Laurinda derrière son étal, au marché couvert de Campo Ourique à Lisbonne, Portugal, en mars 2012. — V. VANTIGHEM / 20 MINUTES

Jose Salvarez n’est pas du genre à croire à ces «conneries» mais dimanche, cet agriculteur installé à 150 km à l’est de Lisbonne a allumé un cierge dans la chapelle Saint-Pierre qui jouxte ses champs. L’apôtre se fait prier. Le Portugal est le pays d’Europe le plus touché par la sécheresse actuelle.

Selon l’institut de météorologie, le niveau de pluviométrie de février est le plus bas enregistré depuis quatre-vingt-un ans, date où les relevés ont fait leur apparition! «Les pâtures sont déjà brûlées, raconte José Salvarez au téléphone. Les bêtes n’ont plus rien à brouter. Nous devons puiser dans nos réserves de fourrages prévues pour l’été.» Conséquence: la botte de foin a déjà vu son prix bondir de 25%.

Des vendeurs ruinés par la crise

A l’autre bout de la chaîne alimentaire, le consommateur commence, lui aussi, à tirer la langue. Dans le marché couvert de Campo de Ourique à Lisbonne, la moitié des étals en stuc ont déjà été abandonnés par les vendeurs ruinés par la crise. L’autre moitié attend désespérément le chaland.

«Ce matin, mon fournisseur de brocolis a augmenté ses tarifs de 50 % à cause de la météo, se désole Laurinda derrière son étal. C’est difficile. Pour garder mes clients, je suis chaque jour obligée de faire la promotion d’un produit différent…» Ce jour-là, les carottes à 0,50€ le kilo ont donc plus de succès que les fameux brocolis, cinq fois plus cher. «On fait maintenant attention à tout, confirme une cliente. Ça peut très vite devenir la galère…»

Jorge Morgado en sait quelque chose. Secrétaire général de Deco, la principale association de défense des consommateurs du pays, il n’a qu’à ouvrir la porte de son bureau pour se rendre compte des effets de la crise.
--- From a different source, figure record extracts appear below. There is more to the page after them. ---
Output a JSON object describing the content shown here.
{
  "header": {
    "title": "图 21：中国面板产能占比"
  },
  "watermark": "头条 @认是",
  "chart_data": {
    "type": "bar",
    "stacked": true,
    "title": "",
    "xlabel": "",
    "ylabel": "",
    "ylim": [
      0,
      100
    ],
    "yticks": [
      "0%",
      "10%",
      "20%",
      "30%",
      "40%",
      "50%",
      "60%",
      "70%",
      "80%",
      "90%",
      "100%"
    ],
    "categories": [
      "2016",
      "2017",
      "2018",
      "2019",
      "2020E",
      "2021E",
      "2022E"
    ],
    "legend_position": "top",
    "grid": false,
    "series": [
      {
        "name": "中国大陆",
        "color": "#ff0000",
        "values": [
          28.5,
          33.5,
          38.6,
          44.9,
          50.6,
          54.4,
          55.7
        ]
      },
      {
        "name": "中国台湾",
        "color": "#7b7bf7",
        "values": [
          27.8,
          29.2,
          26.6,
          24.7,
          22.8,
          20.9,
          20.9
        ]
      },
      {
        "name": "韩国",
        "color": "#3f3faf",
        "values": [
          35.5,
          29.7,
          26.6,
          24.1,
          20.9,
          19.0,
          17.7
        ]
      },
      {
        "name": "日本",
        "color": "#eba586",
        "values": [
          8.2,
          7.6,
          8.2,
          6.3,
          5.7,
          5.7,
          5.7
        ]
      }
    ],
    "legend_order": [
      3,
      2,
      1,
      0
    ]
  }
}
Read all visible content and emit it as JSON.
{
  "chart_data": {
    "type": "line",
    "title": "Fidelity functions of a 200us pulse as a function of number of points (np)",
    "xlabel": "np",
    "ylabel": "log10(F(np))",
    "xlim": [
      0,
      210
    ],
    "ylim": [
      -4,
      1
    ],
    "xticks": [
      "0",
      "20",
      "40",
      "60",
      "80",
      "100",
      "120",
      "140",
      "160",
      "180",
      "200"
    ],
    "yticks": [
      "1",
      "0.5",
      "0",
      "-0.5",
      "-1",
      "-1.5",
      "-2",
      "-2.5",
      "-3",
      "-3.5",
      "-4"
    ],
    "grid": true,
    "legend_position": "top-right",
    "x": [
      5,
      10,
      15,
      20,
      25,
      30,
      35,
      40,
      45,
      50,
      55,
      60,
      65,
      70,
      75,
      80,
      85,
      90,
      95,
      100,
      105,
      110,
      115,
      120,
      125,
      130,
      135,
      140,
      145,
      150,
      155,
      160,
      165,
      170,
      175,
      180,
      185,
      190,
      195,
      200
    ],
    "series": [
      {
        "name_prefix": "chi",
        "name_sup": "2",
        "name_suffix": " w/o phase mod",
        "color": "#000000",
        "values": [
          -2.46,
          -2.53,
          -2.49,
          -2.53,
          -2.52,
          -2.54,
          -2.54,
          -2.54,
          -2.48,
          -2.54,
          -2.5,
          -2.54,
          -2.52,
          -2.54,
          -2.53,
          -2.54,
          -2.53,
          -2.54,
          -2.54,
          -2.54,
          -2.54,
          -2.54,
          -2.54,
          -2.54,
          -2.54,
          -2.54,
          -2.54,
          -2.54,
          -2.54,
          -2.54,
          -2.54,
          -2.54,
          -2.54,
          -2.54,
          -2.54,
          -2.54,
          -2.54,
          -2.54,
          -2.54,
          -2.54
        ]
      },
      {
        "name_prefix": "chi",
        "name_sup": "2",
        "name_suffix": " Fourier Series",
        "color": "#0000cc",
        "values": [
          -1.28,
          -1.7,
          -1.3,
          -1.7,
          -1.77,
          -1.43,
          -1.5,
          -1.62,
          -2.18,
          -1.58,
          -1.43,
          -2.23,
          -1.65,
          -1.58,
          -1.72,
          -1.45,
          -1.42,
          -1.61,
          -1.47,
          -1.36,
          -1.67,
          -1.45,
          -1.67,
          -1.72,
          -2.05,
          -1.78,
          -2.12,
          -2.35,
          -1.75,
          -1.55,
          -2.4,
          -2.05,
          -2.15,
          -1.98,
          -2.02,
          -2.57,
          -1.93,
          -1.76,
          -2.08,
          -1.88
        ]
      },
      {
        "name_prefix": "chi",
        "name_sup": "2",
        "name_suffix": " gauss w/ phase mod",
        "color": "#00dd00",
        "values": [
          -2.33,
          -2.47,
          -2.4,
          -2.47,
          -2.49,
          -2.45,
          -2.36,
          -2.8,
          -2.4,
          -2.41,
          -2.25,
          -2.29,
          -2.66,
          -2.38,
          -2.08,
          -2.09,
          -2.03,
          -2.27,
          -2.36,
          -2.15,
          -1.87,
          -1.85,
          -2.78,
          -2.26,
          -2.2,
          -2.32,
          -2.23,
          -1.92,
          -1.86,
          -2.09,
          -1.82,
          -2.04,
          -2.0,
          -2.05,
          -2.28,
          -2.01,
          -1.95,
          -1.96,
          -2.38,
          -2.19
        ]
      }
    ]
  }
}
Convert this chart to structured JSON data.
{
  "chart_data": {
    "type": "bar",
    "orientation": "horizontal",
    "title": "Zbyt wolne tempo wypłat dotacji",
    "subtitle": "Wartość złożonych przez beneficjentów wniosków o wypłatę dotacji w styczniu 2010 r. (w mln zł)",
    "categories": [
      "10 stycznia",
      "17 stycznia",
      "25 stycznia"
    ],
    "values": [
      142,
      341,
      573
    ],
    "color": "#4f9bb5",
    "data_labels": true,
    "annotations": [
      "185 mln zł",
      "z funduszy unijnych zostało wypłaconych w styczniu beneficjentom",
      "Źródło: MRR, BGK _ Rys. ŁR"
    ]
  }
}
La file d’attente s’étend jusque sur le palier de l’immeuble, à deux pas du parc Eduardo-VII.

«Ce sont les nouveaux surendettés, détaille-t-il. Ils n’ont pas souscrit de crédits inutiles. Ils n’ont pas perdu leur boulot. Ils n’arrivent juste plus à faire face à la situation actuelle. Si les prix continuent d’augmenter, ce sera désastreux…»

Et même si la pluie venait à tomber maintenant, l’institut de météorologie estime qu’elle ne suffirait pas à compenser les effets en cours de la sécheresse.

Appel à la grève

La CGTP appelle à la grève générale, ce jeudi 22 mars 2012, pour protester contre les mesures d’austérité du gouvernement. Notamment la suppression annoncée de quatre jours fériés destinée à relancer la compétitivité. Le taux de chômage est aujourd’hui de 14,5%.